Among the things I came to appreciate about EXO’s concert in Dallas last week was, well, EXO. I have championed and advocated repeatedly for the K-Pop idol. For all the time I’ve spent criticizing K-Pop’s ridiculousness, I have also spent arguably an equal amount of energy and huge chunk of my blogging career writing about the immense talent involved in shaping it.
At EXO’s “EXOPLANET #2: The EXO’luXion”, it all came to a head in an overwhelming sensory experience that took me a while to wrap my head around. I never imagined writing about a K-Pop concert experience of this caliber before, but it happened. It was amazing, frightening, surreal, and unsettling all at once.
EXO’s concert was, for a lack of better terms, fucking awesome. K-Pop became tangible that evening. The lines were blurred between reality and fantasy, and I was tip-toeing between both interchangeably. I never thought I would spend a whopping 2 and a half hours wildin’ out to EXO, but I did.
But rather than diving into the actual show, I do want to point out something that is probably obvious, but that rang so true as I experienced it:
A K-Pop concert is one of the best places to observe the effectiveness of Hallyu and to get an honest idea of the audience it caters to. The K-Pop fandom is diverse. Very, very diverse. In fact, K-Pop caters to such a unique demographic, that at times leading up to EXO’s concert, I felt completely out of touch and out of place. I bring this up because being in the midst of it had a strange effect on me.
It made me uncomfortable.
It’s pretty evident from my social media footprint that I make it a thing to keep up with K-Pop; I mean, this blog is dedicated to it. At the same time, K-Pop is one of many threads of consciousness in my daily life. Like anyone, I have many interests and K-Pop happens to be one of them. So for me it was interesting to be confronted by a large body of human beings who were far more devoted to one specific aspect of K-Pop than I think I could ever be, and that in itself was a form of madness I wasn’t prepared to deal with. I’m a 26 year old dude who pokes fun at all of this on the daily, while on the other hand K-Pop resonates in an incredibly different way to someone else. Such was the case at “EXO’luXion”, and it took experiencing it first hand to help me understand that.

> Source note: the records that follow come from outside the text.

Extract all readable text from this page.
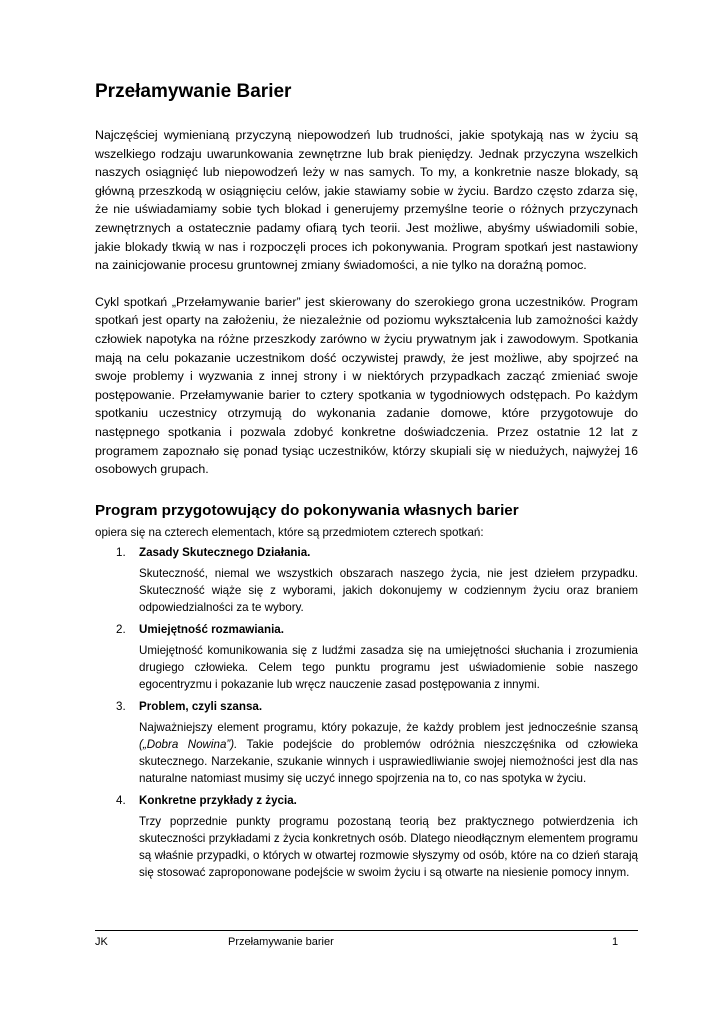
Przełamywanie Barier

Najczęściej wymienianą przyczyną niepowodzeń lub trudności, jakie spotykają nas w życiu są wszelkiego rodzaju uwarunkowania zewnętrzne lub brak pieniędzy. Jednak przyczyna wszelkich naszych osiągnięć lub niepowodzeń leży w nas samych. To my, a konkretnie nasze blokady, są główną przeszkodą w osiągnięciu celów, jakie stawiamy sobie w życiu. Bardzo często zdarza się, że nie uświadamiamy sobie tych blokad i generujemy przemyślne teorie o różnych przyczynach zewnętrznych a ostatecznie padamy ofiarą tych teorii. Jest możliwe, abyśmy uświadomili sobie, jakie blokady tkwią w nas i rozpoczęli proces ich pokonywania. Program spotkań jest nastawiony na zainicjowanie procesu gruntownej zmiany świadomości, a nie tylko na doraźną pomoc.

Cykl spotkań „Przełamywanie barier” jest skierowany do szerokiego grona uczestników. Program spotkań jest oparty na założeniu, że niezależnie od poziomu wykształcenia lub zamożności każdy człowiek napotyka na różne przeszkody zarówno w życiu prywatnym jak i zawodowym. Spotkania mają na celu pokazanie uczestnikom dość oczywistej prawdy, że jest możliwe, aby spojrzeć na swoje problemy i wyzwania z innej strony i w niektórych przypadkach zacząć zmieniać swoje postępowanie. Przełamywanie barier to cztery spotkania w tygodniowych odstępach. Po każdym spotkaniu uczestnicy otrzymują do wykonania zadanie domowe, które przygotowuje do następnego spotkania i pozwala zdobyć konkretne doświadczenia. Przez ostatnie 12 lat z programem zapoznało się ponad tysiąc uczestników, którzy skupiali się w niedużych, najwyżej 16 osobowych grupach.

Program przygotowujący do pokonywania własnych barier
opiera się na czterech elementach, które są przedmiotem czterech spotkań:
1. Zasady Skutecznego Działania.

Skuteczność, niemal we wszystkich obszarach naszego życia, nie jest dziełem przypadku. Skuteczność wiąże się z wyborami, jakich dokonujemy w codziennym życiu oraz braniem odpowiedzialności za te wybory.

2. Umiejętność rozmawiania.

Umiejętność komunikowania się z ludźmi zasadza się na umiejętności słuchania i zrozumienia drugiego człowieka. Celem tego punktu programu jest uświadomienie sobie naszego egocentryzmu i pokazanie lub wręcz nauczenie zasad postępowania z innymi.

3. Problem, czyli szansa.

Najważniejszy element programu, który pokazuje, że każdy problem jest jednocześnie szansą („Dobra Nowina”). Takie podejście do problemów odróżnia nieszczęśnika od człowieka skutecznego. Narzekanie, szukanie winnych i usprawiedliwianie swojej niemożności jest dla nas naturalne natomiast musimy się uczyć innego spojrzenia na to, co nas spotyka w życiu.

4. Konkretne przykłady z życia.

Trzy poprzednie punkty programu pozostaną teorią bez praktycznego potwierdzenia ich skuteczności przykładami z życia konkretnych osób. Dlatego nieodłącznym elementem programu są właśnie przypadki, o których w otwartej rozmowie słyszymy od osób, które na co dzień starają się stosować zaproponowane podejście w swoim życiu i są otwarte na niesienie pomocy innym.

JK	Przełamywanie barier	1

As I stood in line sandwiched between two separate groups of teens – adolescents made up the majority of “EXO’luXion” show-goers – I found myself questioning if I actually cared enough to be there. If all K-Pop gatherings were anything like this, could I survive that? I’ve attended concerts before, so why was I uncomfortable now? Be it nerves or whathaveyou, I couldn’t relate to this demographic, and that confused me.
It’s tough to admit, but I was haunted by an anxiety that I didn’t understand, at a stupid K-Pop concert of all places. The little energy I harbored in the moments leading up to the show, I didn’t want to spend discussing K-Pop or flipping through idol Instagram accounts, like those surrounding me were doing. In seven simple words: I – did – not – want – to – be – there.

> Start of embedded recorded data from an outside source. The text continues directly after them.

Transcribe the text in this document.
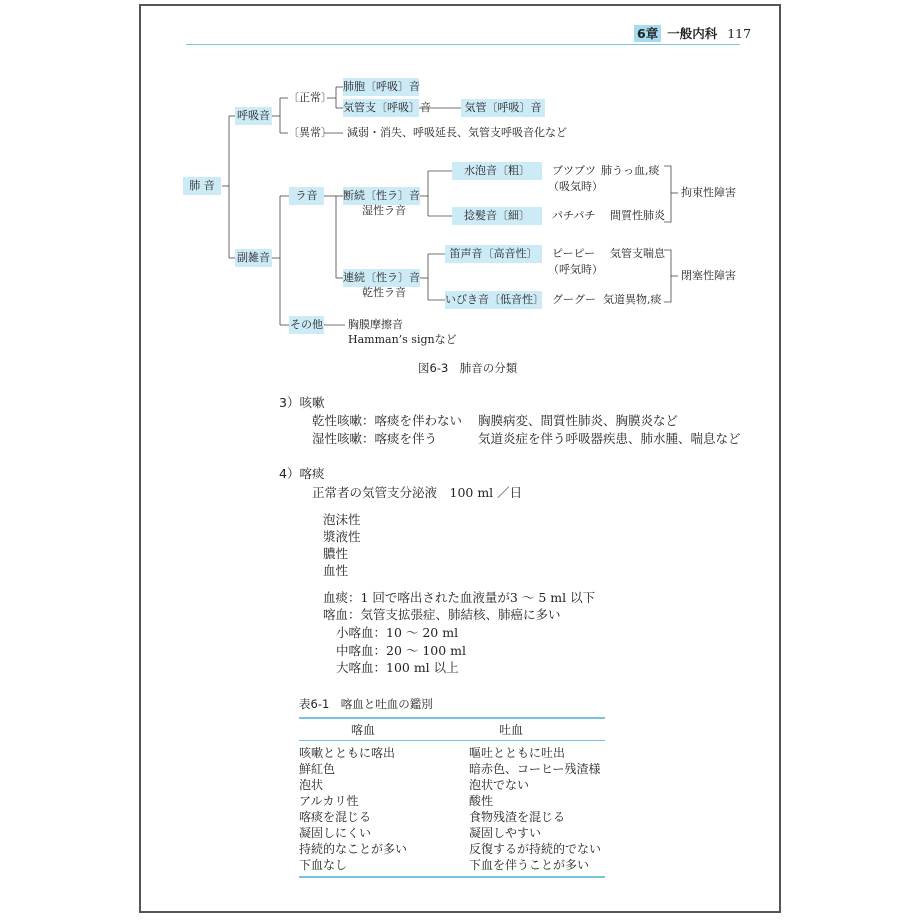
6章 一般内科 117
肺 音
呼吸音
〔正常〕
肺胞〔呼吸〕音
気管支〔呼吸〕音	気管〔呼吸〕音
〔異常〕 減弱・消失、呼吸延長、気管支呼吸音化など
副雑音
ラ音	断続〔性ラ〕音
湿性ラ音
水泡音〔粗〕	ブツブツ
（吸気時）
肺うっ血,痰
捻髪音〔細〕	パチパチ 間質性肺炎
拘束性障害
連続〔性ラ〕音
乾性ラ音
笛声音〔高音性〕	ピーピー
（呼気時）
気管支喘息
いびき音〔低音性〕 グーグー 気道異物,痰
閉塞性障害
その他 胸膜摩擦音
Hamman’s signなど
図6-3　肺音の分類
3）咳嗽
乾性咳嗽：喀痰を伴わない 胸膜病変、間質性肺炎、胸膜炎など
湿性咳嗽：喀痰を伴う	気道炎症を伴う呼吸器疾患、肺水腫、喘息など
4）喀痰
正常者の気管支分泌液　100 ml ／日
泡沫性
漿液性
膿性
血性
血痰：1 回で喀出された血液量が3 ～ 5 ml 以下
喀血：気管支拡張症、肺結核、肺癌に多い
小喀血：10 ～ 20 ml
中喀血：20 ～ 100 ml
大喀血：100 ml 以上
表6-1　喀血と吐血の鑑別
喀血	吐血
咳嗽とともに喀出	嘔吐とともに吐出
鮮紅色	暗赤色、コーヒー残渣様
泡状	泡状でない
アルカリ性	酸性
喀痰を混じる	食物残渣を混じる
凝固しにくい	凝固しやすい
持続的なことが多い	反復するが持続的でない
下血なし	下血を伴うことが多い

But what eventually alleviated the mental stress, especially upon entering the venue, was that no matter how far removed I felt, at the very least I knew we were all there for the same thing. Regardless of our background, temperament, or avenues of expression, we had EXO in common.

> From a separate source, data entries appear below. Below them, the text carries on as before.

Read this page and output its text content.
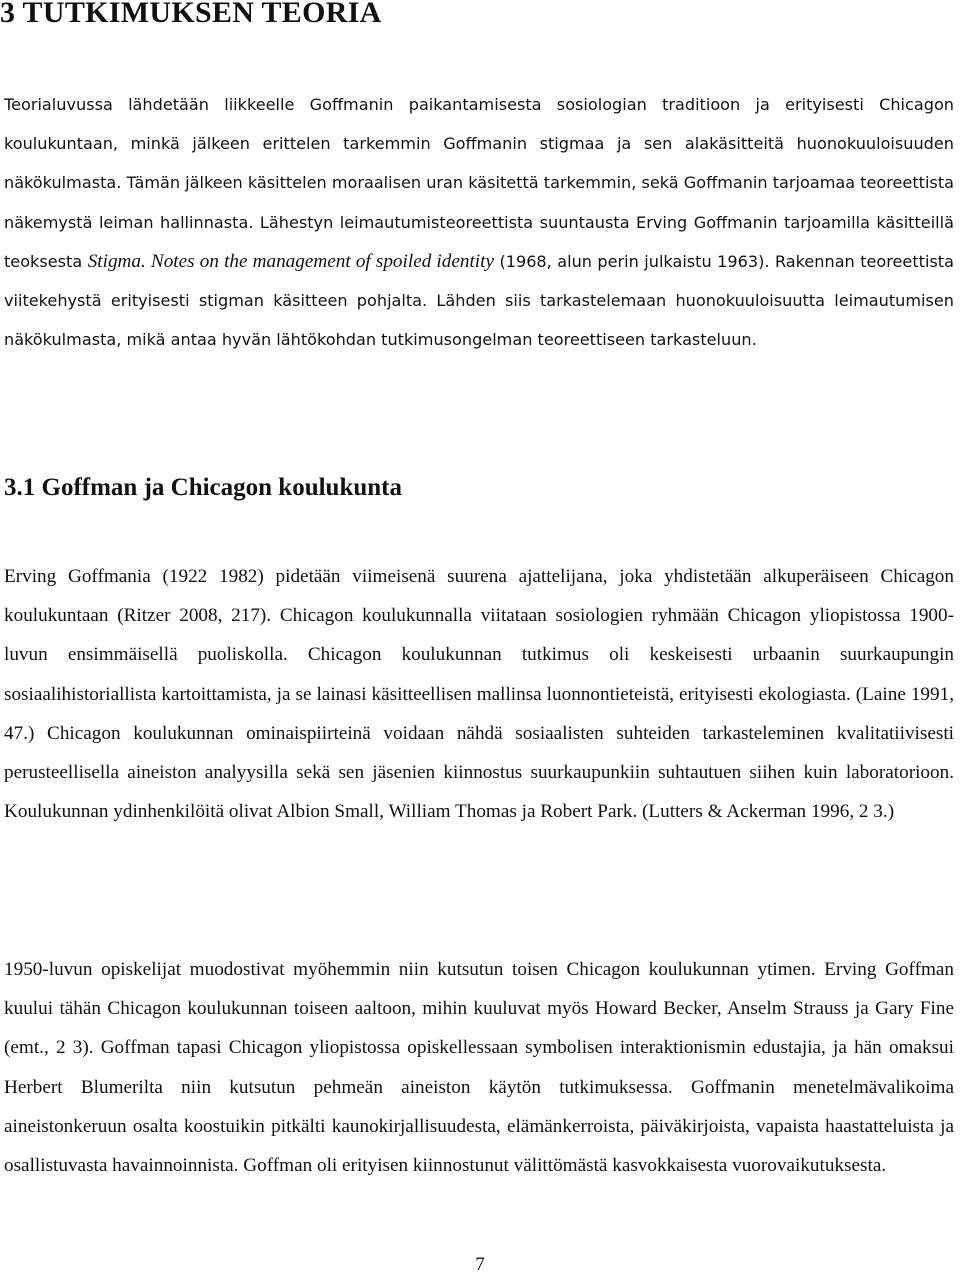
3 TUTKIMUKSEN TEORIA

Teorialuvussa lähdetään liikkeelle Goffmanin paikantamisesta sosiologian traditioon ja erityisesti Chicagon koulukuntaan, minkä jälkeen erittelen tarkemmin Goffmanin stigmaa ja sen alakäsitteitä huonokuuloisuuden näkökulmasta. Tämän jälkeen käsittelen moraalisen uran käsitettä tarkemmin, sekä Goffmanin tarjoamaa teoreettista näkemystä leiman hallinnasta. Lähestyn leimautumisteoreettista suuntausta Erving Goffmanin tarjoamilla käsitteillä teoksesta Stigma. Notes on the management of spoiled identity (1968, alun perin julkaistu 1963). Rakennan teoreettista viitekehystä erityisesti stigman käsitteen pohjalta. Lähden siis tarkastelemaan huonokuuloisuutta leimautumisen näkökulmasta, mikä antaa hyvän lähtökohdan tutkimusongelman teoreettiseen tarkasteluun.

3.1 Goffman ja Chicagon koulukunta

Erving Goffmania (1922 1982) pidetään viimeisenä suurena ajattelijana, joka yhdistetään alkuperäiseen Chicagon koulukuntaan (Ritzer 2008, 217). Chicagon koulukunnalla viitataan sosiologien ryhmään Chicagon yliopistossa 1900-luvun ensimmäisellä puoliskolla. Chicagon koulukunnan tutkimus oli keskeisesti urbaanin suurkaupungin sosiaalihistoriallista kartoittamista, ja se lainasi käsitteellisen mallinsa luonnontieteistä, erityisesti ekologiasta. (Laine 1991, 47.) Chicagon koulukunnan ominaispiirteinä voidaan nähdä sosiaalisten suhteiden tarkasteleminen kvalitatiivisesti perusteellisella aineiston analyysilla sekä sen jäsenien kiinnostus suurkaupunkiin suhtautuen siihen kuin laboratorioon. Koulukunnan ydinhenkilöitä olivat Albion Small, William Thomas ja Robert Park. (Lutters & Ackerman 1996, 2 3.)

1950-luvun opiskelijat muodostivat myöhemmin niin kutsutun toisen Chicagon koulukunnan ytimen. Erving Goffman kuului tähän Chicagon koulukunnan toiseen aaltoon, mihin kuuluvat myös Howard Becker, Anselm Strauss ja Gary Fine (emt., 2 3). Goffman tapasi Chicagon yliopistossa opiskellessaan symbolisen interaktionismin edustajia, ja hän omaksui Herbert Blumerilta niin kutsutun pehmeän aineiston käytön tutkimuksessa. Goffmanin menetelmävalikoima aineistonkeruun osalta koostuikin pitkälti kaunokirjallisuudesta, elämänkerroista, päiväkirjoista, vapaista haastatteluista ja osallistuvasta havainnoinnista. Goffman oli erityisen kiinnostunut välittömästä kasvokkaisesta vuorovaikutuksesta.

7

For me, it wasn’t so much that I was going to see EXO that activated my euphoria (although, c’mon, It’s fucking EXO), but that I was about to soak in the spirit and intricacies of every single concert, performance, show, and video that I’ve ever watched online and documented for years in person for the first time in my life. As a writer, that was what I was chasing going there. But for the rad girl who ended up sitting next to me–she went to the concert on her own, like I did–she was there for a completely different reason.
It was the thought of appreciating these artists in unison but each in our own different way under a controlled environment that finally took me from drowning in a breadth of discomfort to feeling a sense of belonging. I was overwhelmed with excitement, just like everybody else. We were ready to cheer, holler, and spill our hearts out. And at that moment, I was alright.